False positive results and False discovery rate were assessed based on the degree of overlap of the top 100 SNPs between three methods. To estimate possible false positives, a Venn diagram of the top 100 SNPs of each method was constructed (Figure 4). The overlap between the methods is extremely limited. MLM and FarmCPU do not share any SNPs, MLM and BLINK share 3 SNPs, FarmCPU and BLINK share 6 SNPs. All three methods together identified only 6 SNPs.

The QQ plot analysis allows us to assess the conformity of the p-value distribution with the expected one in the absence of associations, and thus to judge the presence of signals and possible inflation of Type I errors. FarmCPU (Figure 5a) shows a noticeable deviation from the diagonal in the right part of the plot, which indicates the presence of strong signals and increased sensitivity of the method. Despite the small inflation, the deviation starts quite late, which indicates an acceptable level of false positives. BLINK (Figure 5b) also shows a pronounced deviation from the null hypothesis in the tail of the distribution, but less extensive than that of FarmCPU. This indicates the presence of significant associations, but the number of strong signals is smaller, which is consistent with the number of detected SNPs. MLM (Figure 5c) gives a distribution close to the expected one, with a minimal deviation from the diagonal. This indicates high stringency of the model and a low level of inflation, but may also indicate a loss of sensitivity to weak and moderate effects.

For a more detailed analysis of significant SNPs identified by the FarmCPU method, plots of the minor allele frequency (MAF) were constructed (Figure 6a–c). Most of the highly significant and large-effect SNPs had low MAF, which is typical for rare variants with potential functional significance. One of the SNPs explained up to 8% of the phenotypic variance, indicating its possible role in the control of CEC.

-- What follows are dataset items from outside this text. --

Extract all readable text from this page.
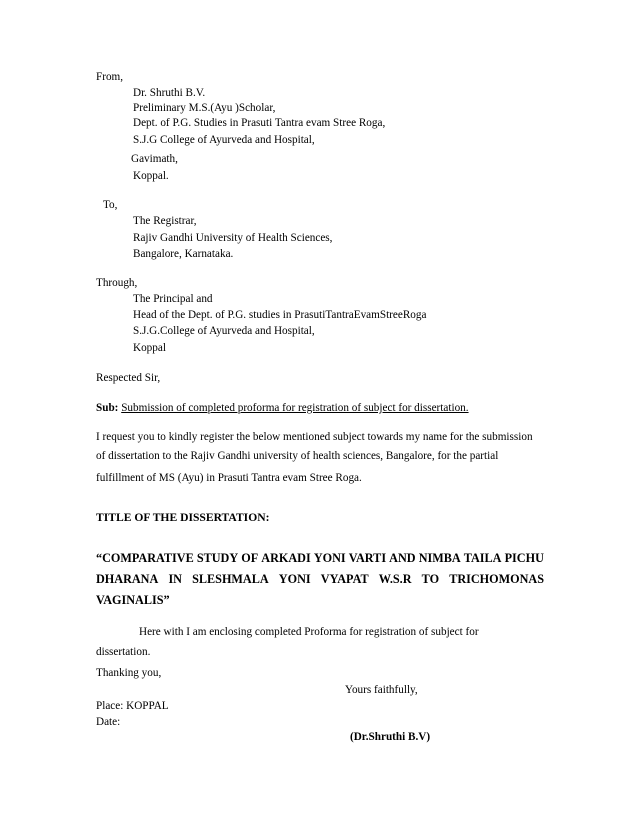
From,
Dr. Shruthi B.V.
Preliminary M.S.(Ayu )Scholar,
Dept. of P.G. Studies in Prasuti Tantra evam Stree Roga,
S.J.G College of Ayurveda and Hospital,
Gavimath,
Koppal.
To,
The Registrar,
Rajiv Gandhi University of Health Sciences,
Bangalore, Karnataka.
Through,
The Principal and
Head of the Dept. of P.G. studies in PrasutiTantraEvamStreeRoga
S.J.G.College of Ayurveda and Hospital,
Koppal
Respected Sir,
Sub: Submission of completed proforma for registration of subject for dissertation.
I request you to kindly register the below mentioned subject towards my name for the submission
of dissertation to the Rajiv Gandhi university of health sciences, Bangalore, for the partial
fulfillment of MS (Ayu) in Prasuti Tantra evam Stree Roga.
TITLE OF THE DISSERTATION:
“COMPARATIVE STUDY OF ARKADI YONI VARTI AND NIMBA TAILA PICHU
DHARANA IN SLESHMALA YONI VYAPAT W.S.R TO TRICHOMONAS
VAGINALIS”
Here with I am enclosing completed Proforma for registration of subject for
dissertation.
Thanking you,
Yours faithfully,
Place: KOPPAL
Date:
(Dr.Shruthi B.V)
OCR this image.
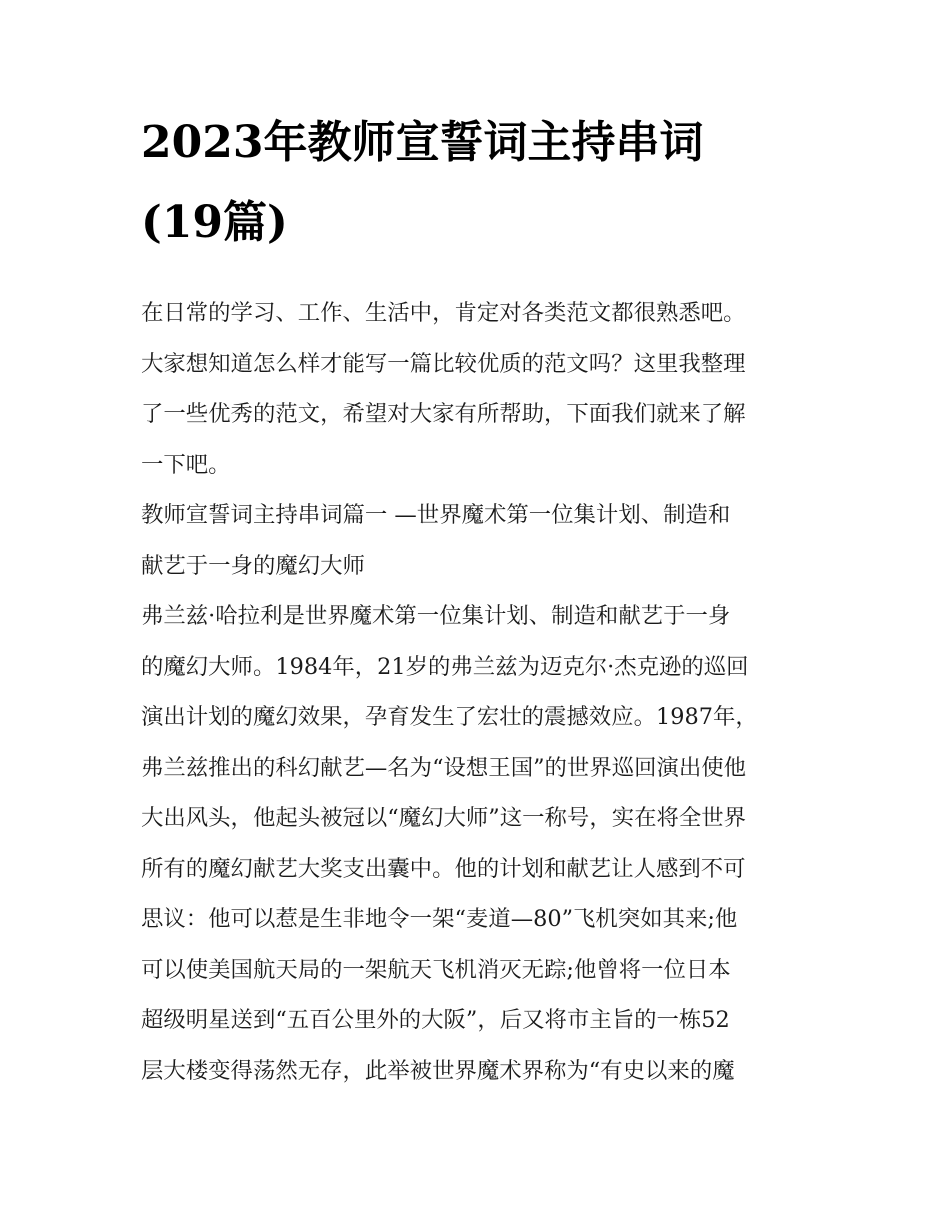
2023年教师宣誓词主持串词
(19篇)

在日常的学习、工作、生活中，肯定对各类范文都很熟悉吧。
大家想知道怎么样才能写一篇比较优质的范文吗？这里我整理
了一些优秀的范文，希望对大家有所帮助，下面我们就来了解
一下吧。

教师宣誓词主持串词篇一 —世界魔术第一位集计划、制造和
献艺于一身的魔幻大师

弗兰兹·哈拉利是世界魔术第一位集计划、制造和献艺于一身
的魔幻大师。1984年，21岁的弗兰兹为迈克尔·杰克逊的巡回
演出计划的魔幻效果，孕育发生了宏壮的震撼效应。1987年，
弗兰兹推出的科幻献艺—名为“设想王国”的世界巡回演出使他
大出风头，他起头被冠以“魔幻大师”这一称号，实在将全世界
所有的魔幻献艺大奖支出囊中。他的计划和献艺让人感到不可
思议：他可以惹是生非地令一架“麦道—80”飞机突如其来;他
可以使美国航天局的一架航天飞机消灭无踪;他曾将一位日本
超级明星送到“五百公里外的大阪”，后又将市主旨的一栋52
层大楼变得荡然无存，此举被世界魔术界称为“有史以来的魔
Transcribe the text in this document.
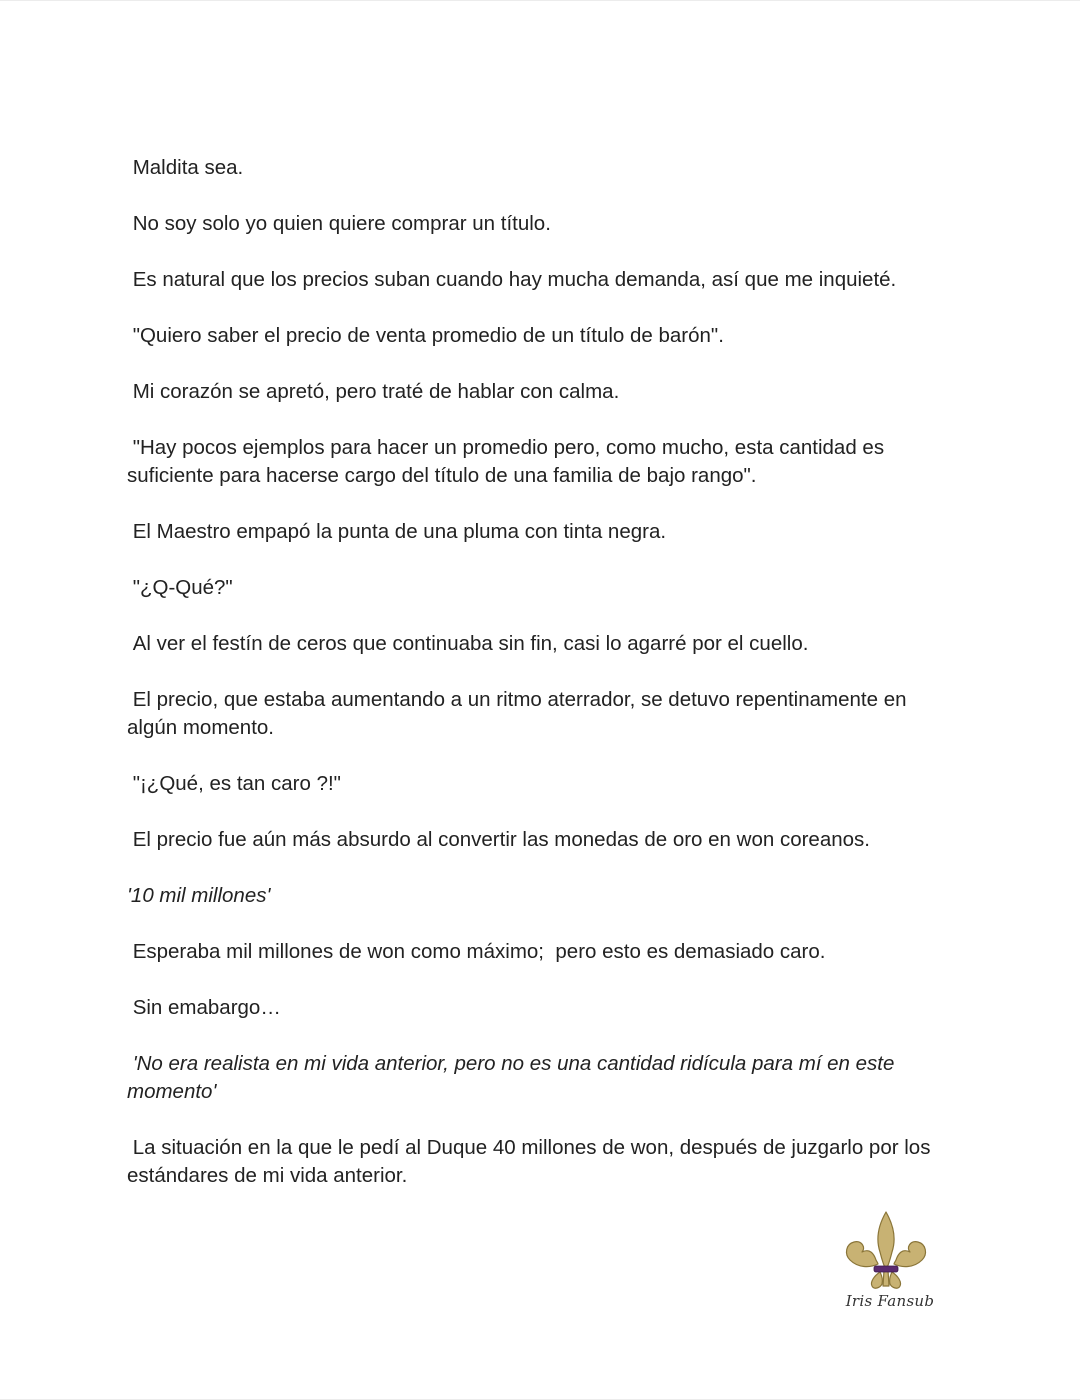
Maldita sea.

No soy solo yo quien quiere comprar un título.

Es natural que los precios suban cuando hay mucha demanda, así que me inquieté.

"Quiero saber el precio de venta promedio de un título de barón".

Mi corazón se apretó, pero traté de hablar con calma.

"Hay pocos ejemplos para hacer un promedio pero, como mucho, esta cantidad es suficiente para hacerse cargo del título de una familia de bajo rango".

El Maestro empapó la punta de una pluma con tinta negra.

"¿Q-Qué?"

Al ver el festín de ceros que continuaba sin fin, casi lo agarré por el cuello.

El precio, que estaba aumentando a un ritmo aterrador, se detuvo repentinamente en algún momento.

"¡¿Qué, es tan caro ?!"

El precio fue aún más absurdo al convertir las monedas de oro en won coreanos.

'10 mil millones'

Esperaba mil millones de won como máximo;  pero esto es demasiado caro.

Sin emabargo…

'No era realista en mi vida anterior, pero no es una cantidad ridícula para mí en este momento'

La situación en la que le pedí al Duque 40 millones de won, después de juzgarlo por los estándares de mi vida anterior.

Iris Fansub
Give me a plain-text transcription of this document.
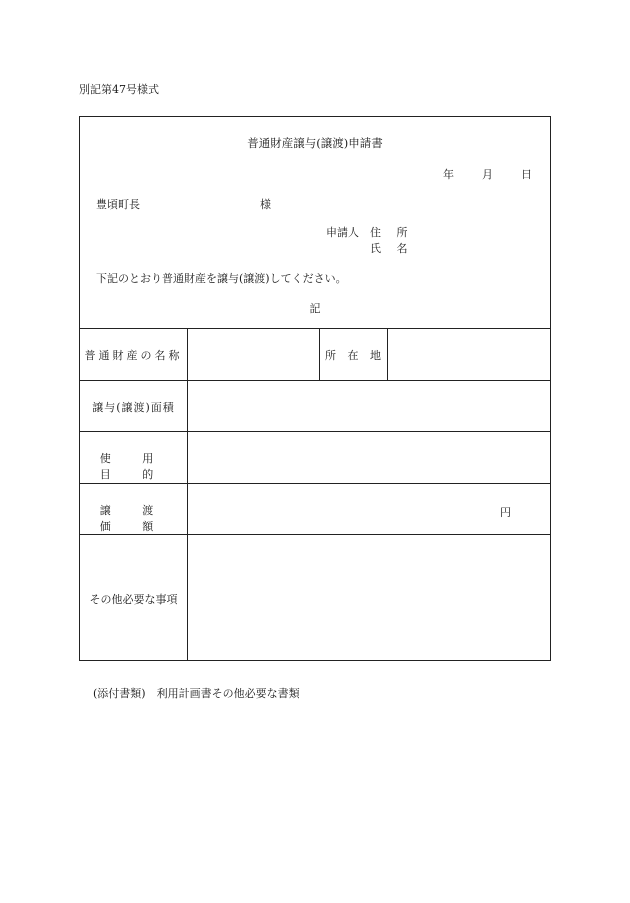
別記第47号様式
普通財産譲与(譲渡)申請書
年	月	日
豊頃町長	様
申請人 住 所
氏 名
下記のとおり普通財産を譲与(譲渡)してください。
記
普通財産の名称	所 在 地
譲与(譲渡)面積
使 用 目 的
譲 渡 価 額
円
その他必要な事項
(添付書類)　利用計画書その他必要な書類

The BayesCπ method allowed us to identify the most informative markers potentially involved in the formation of the CEC trait. 10 SNPs with the highest contribution were identified, for which the effects and the proportion of explained phenotypic variance were calculated (Table 1). The SNP effects ranged from 0.0029 to 0.0032, indicating a moderate influence of each individual locus. At the same time, each of these markers explained from 10.9% to 12.3% of the phenotypic variance, which can be considered highly informative for a complex agronomic factor.

To account for the population structure, Principal Component Analysis was performed. The scree plot (Figure 7) shows that the first two components explain most of the genetic variance (~23% and ~8%, respectively). Based on the results, 2 PCs were included in the model as covariates.

A limitation in this work was the use of BayesCπ only on a subset of SNPs due to the method’s high computational load. Because of this, the analysis was not performed on the entire SNP set (~394K), but only on a limited subset. This does not allow for a direct, full comparison with other methods on the entire dataset. In addition, the analysis was performed only for one trait (CEC), without testing the results on other phenotypes or samples. In the future, it will be possible to test the models on other traits and populations.

In this study, four GWAS methods were compared to identify SNPs associated with cation exchange capacity (CEC) in oats (Avena sativa L.).

The results confirm that the choice of method significantly affects the number, reliability, and interpretability of the associations found. FarmCPU and BayesCπ showed high sensitivity, while MLM provided strict control of false positive results. BLINK, in turn, showed exceptional speed in obtaining results.

The results of this work will help researchers select suitable GWAS models for the analysis of complex traits and contribute to the development of strategies for selecting optimal GWAS models for the analysis of agronomically significant traits.